His research interests include the areas of cardiovascular disease (CVD), metabolic syndrome components (such as abdominal obesity), adipokines (such as adiponectin, leptin and ghrelin), biomarkers for heart failure and left ventricular mass hypertrophy (such as brain natriuretic peptides) and their genetic components (genome wide association studies in the NHLBI CARe, whole exome sequencing in Minority Health GRID consortium), in relationship with ethnic disparities.

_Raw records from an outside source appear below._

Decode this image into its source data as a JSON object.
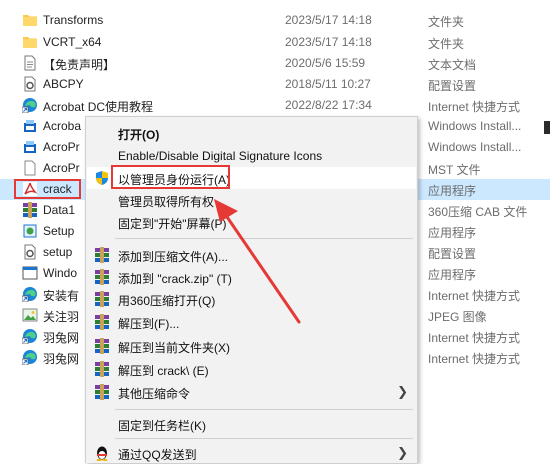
{
  "files": [
    {
      "name": "Transforms",
      "date": "2023/5/17 14:18",
      "type": "文件夹",
      "icon": "folder-icon"
    },
    {
      "name": "VCRT_x64",
      "date": "2023/5/17 14:18",
      "type": "文件夹",
      "icon": "folder-icon"
    },
    {
      "name": "【免责声明】",
      "date": "2020/5/6 15:59",
      "type": "文本文档",
      "icon": "text-file-icon"
    },
    {
      "name": "ABCPY",
      "date": "2018/5/11 10:27",
      "type": "配置设置",
      "icon": "settings-file-icon"
    },
    {
      "name": "Acrobat DC使用教程",
      "date": "2022/8/22 17:34",
      "type": "Internet 快捷方式",
      "icon": "edge-shortcut-icon"
    },
    {
      "name": "Acroba",
      "date": "",
      "type": "Windows Install...",
      "icon": "installer-icon"
    },
    {
      "name": "AcroPr",
      "date": "",
      "type": "Windows Install...",
      "icon": "installer-icon"
    },
    {
      "name": "AcroPr",
      "date": "",
      "type": "MST 文件",
      "icon": "blank-file-icon"
    },
    {
      "name": "crack",
      "date": "",
      "type": "应用程序",
      "icon": "acrobat-app-icon"
    },
    {
      "name": "Data1",
      "date": "",
      "type": "360压缩 CAB 文件",
      "icon": "archive-icon"
    },
    {
      "name": "Setup",
      "date": "",
      "type": "应用程序",
      "icon": "setup-icon"
    },
    {
      "name": "setup",
      "date": "",
      "type": "配置设置",
      "icon": "settings-file-icon"
    },
    {
      "name": "Windo",
      "date": "",
      "type": "应用程序",
      "icon": "windows-app-icon"
    },
    {
      "name": "安装有",
      "date": "",
      "type": "Internet 快捷方式",
      "icon": "edge-shortcut-icon"
    },
    {
      "name": "关注羽",
      "date": "",
      "type": "JPEG 图像",
      "icon": "image-icon"
    },
    {
      "name": "羽兔网",
      "date": "",
      "type": "Internet 快捷方式",
      "icon": "edge-shortcut-icon"
    },
    {
      "name": "羽兔网",
      "date": "",
      "type": "Internet 快捷方式",
      "icon": "edge-shortcut-icon"
    }
  ],
  "menu": {
    "open": "打开(O)",
    "signature": "Enable/Disable Digital Signature Icons",
    "run_as_admin": "以管理员身份运行(A)",
    "take_ownership": "管理员取得所有权",
    "pin_start": "固定到\"开始\"屏幕(P)",
    "add_archive": "添加到压缩文件(A)...",
    "add_zip": "添加到 \"crack.zip\" (T)",
    "open_360": "用360压缩打开(Q)",
    "extract_to": "解压到(F)...",
    "extract_here": "解压到当前文件夹(X)",
    "extract_crack": "解压到 crack\\ (E)",
    "other_compress": "其他压缩命令",
    "pin_taskbar": "固定到任务栏(K)",
    "send_qq": "通过QQ发送到"
  },
  "colors": {
    "selection": "#cce8ff",
    "highlight_red": "#e53935",
    "menu_bg": "#f2f2f2"
  }
}
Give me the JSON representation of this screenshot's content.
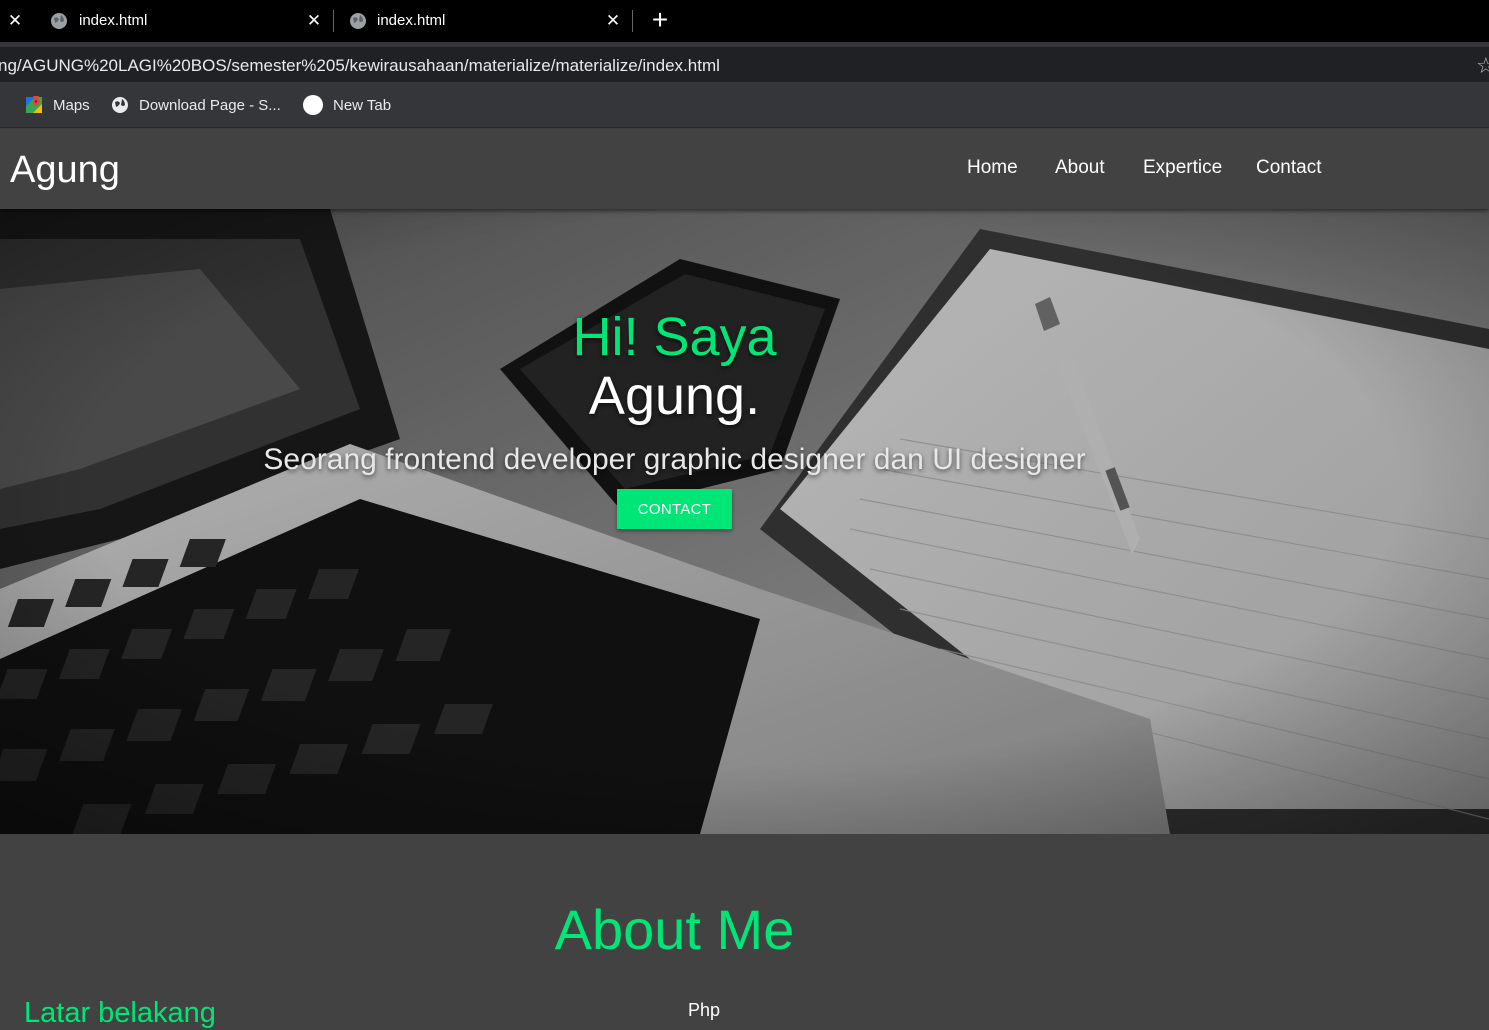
{
  "browser": {
    "tabs": [
      {
        "title": "index.html"
      },
      {
        "title": "index.html"
      }
    ],
    "url": "ng/AGUNG%20LAGI%20BOS/semester%205/kewirausahaan/materialize/materialize/index.html",
    "bookmarks": [
      {
        "label": "Maps",
        "icon": "google-maps-icon"
      },
      {
        "label": "Download Page - S...",
        "icon": "globe-icon"
      },
      {
        "label": "New Tab",
        "icon": "circle-icon"
      }
    ]
  },
  "navbar": {
    "brand": "Agung",
    "links": [
      "Home",
      "About",
      "Expertice",
      "Contact"
    ]
  },
  "hero": {
    "greeting": "Hi! Saya",
    "name": "Agung.",
    "subtitle": "Seorang frontend developer graphic designer dan UI designer",
    "button": "CONTACT"
  },
  "about": {
    "title": "About Me",
    "left_heading": "Latar belakang",
    "right_item": "Php"
  },
  "colors": {
    "accent": "#00e676",
    "background": "#424242",
    "navbar": "#424242"
  }
}
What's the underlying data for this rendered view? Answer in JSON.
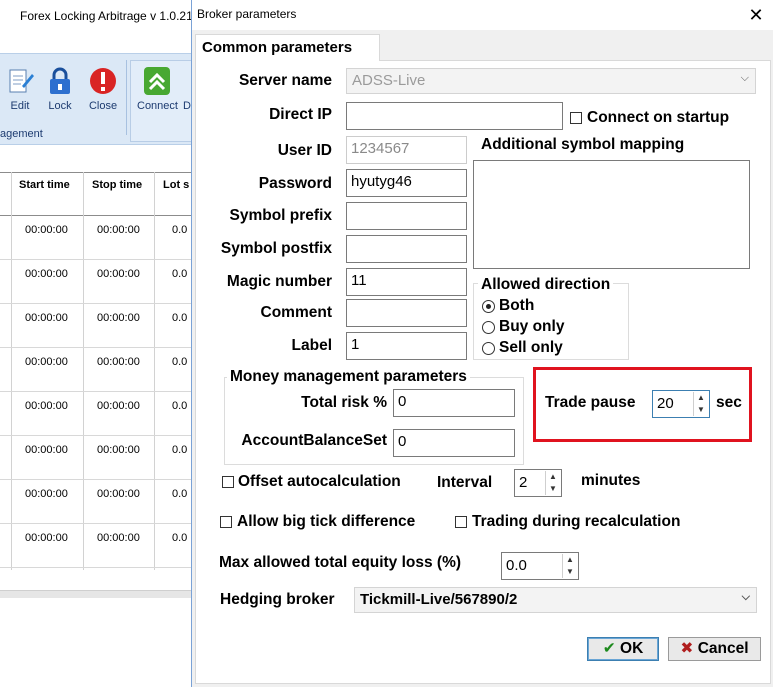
{
  "app": {
    "title": "Forex Locking Arbitrage v 1.0.21",
    "ribbon": {
      "buttons": [
        {
          "label": "Edit",
          "icon": "pencil-document-icon"
        },
        {
          "label": "Lock",
          "icon": "padlock-icon"
        },
        {
          "label": "Close",
          "icon": "red-stop-icon"
        },
        {
          "label": "Connect",
          "icon": "green-double-chevron-icon"
        },
        {
          "label": "D",
          "icon": "partial-icon"
        }
      ],
      "group_label": "agement"
    },
    "grid": {
      "columns": [
        "Start time",
        "Stop time",
        "Lot s"
      ],
      "rows": [
        [
          "00:00:00",
          "00:00:00",
          "0.0"
        ],
        [
          "00:00:00",
          "00:00:00",
          "0.0"
        ],
        [
          "00:00:00",
          "00:00:00",
          "0.0"
        ],
        [
          "00:00:00",
          "00:00:00",
          "0.0"
        ],
        [
          "00:00:00",
          "00:00:00",
          "0.0"
        ],
        [
          "00:00:00",
          "00:00:00",
          "0.0"
        ],
        [
          "00:00:00",
          "00:00:00",
          "0.0"
        ],
        [
          "00:00:00",
          "00:00:00",
          "0.0"
        ]
      ]
    }
  },
  "dialog": {
    "title": "Broker parameters",
    "close_glyph": "✕",
    "tab": "Common parameters",
    "fields": {
      "server_name": {
        "label": "Server name",
        "value": "ADSS-Live"
      },
      "direct_ip": {
        "label": "Direct IP",
        "value": ""
      },
      "user_id": {
        "label": "User ID",
        "value": "1234567"
      },
      "password": {
        "label": "Password",
        "value": "hyutyg46"
      },
      "symbol_prefix": {
        "label": "Symbol prefix",
        "value": ""
      },
      "symbol_postfix": {
        "label": "Symbol postfix",
        "value": ""
      },
      "magic_number": {
        "label": "Magic number",
        "value": "11"
      },
      "comment": {
        "label": "Comment",
        "value": ""
      },
      "label": {
        "label": "Label",
        "value": "1"
      }
    },
    "connect_on_startup": {
      "label": "Connect on startup",
      "checked": false
    },
    "additional_symbol_mapping": {
      "label": "Additional symbol mapping",
      "value": ""
    },
    "allowed_direction": {
      "title": "Allowed direction",
      "options": [
        {
          "label": "Both",
          "selected": true
        },
        {
          "label": "Buy only",
          "selected": false
        },
        {
          "label": "Sell only",
          "selected": false
        }
      ]
    },
    "money_management": {
      "title": "Money management parameters",
      "total_risk": {
        "label": "Total risk %",
        "value": "0"
      },
      "account_balance_set": {
        "label": "AccountBalanceSet",
        "value": "0"
      }
    },
    "trade_pause": {
      "label": "Trade pause",
      "value": "20",
      "unit": "sec"
    },
    "offset_autocalculation": {
      "label": "Offset autocalculation",
      "checked": false
    },
    "interval": {
      "label": "Interval",
      "value": "2",
      "unit": "minutes"
    },
    "allow_big_tick_difference": {
      "label": "Allow big tick difference",
      "checked": false
    },
    "trading_during_recalculation": {
      "label": "Trading during recalculation",
      "checked": false
    },
    "max_equity_loss": {
      "label": "Max allowed total equity loss (%)",
      "value": "0.0"
    },
    "hedging_broker": {
      "label": "Hedging broker",
      "value": "Tickmill-Live/567890/2"
    },
    "buttons": {
      "ok": "OK",
      "cancel": "Cancel"
    },
    "colors": {
      "highlight": "#e0131f",
      "ok_check": "#1e8a1e",
      "cancel_x": "#b01e1e"
    }
  }
}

Recent interests include sleep quality and related biomarkers (ghrelin), coronary calcium score and bone mineral metabolism markers (FGF23), and psychosocial stress in relationship with obesity and CVD. Dr. Bidulescu initiated a nutritional epidemiology research project that investigates the role of dietary methyl-donors (such as betaine) as putative CVD risk factors.

Following his medical training at Carol Davila University of Medicine, Bucharest, Romania, and his master in Public Health at the Yale University, U.S.A., Dr. Bidulescu obtained his PhD at The University of North Carolina at Chapel Hill, U.S.A.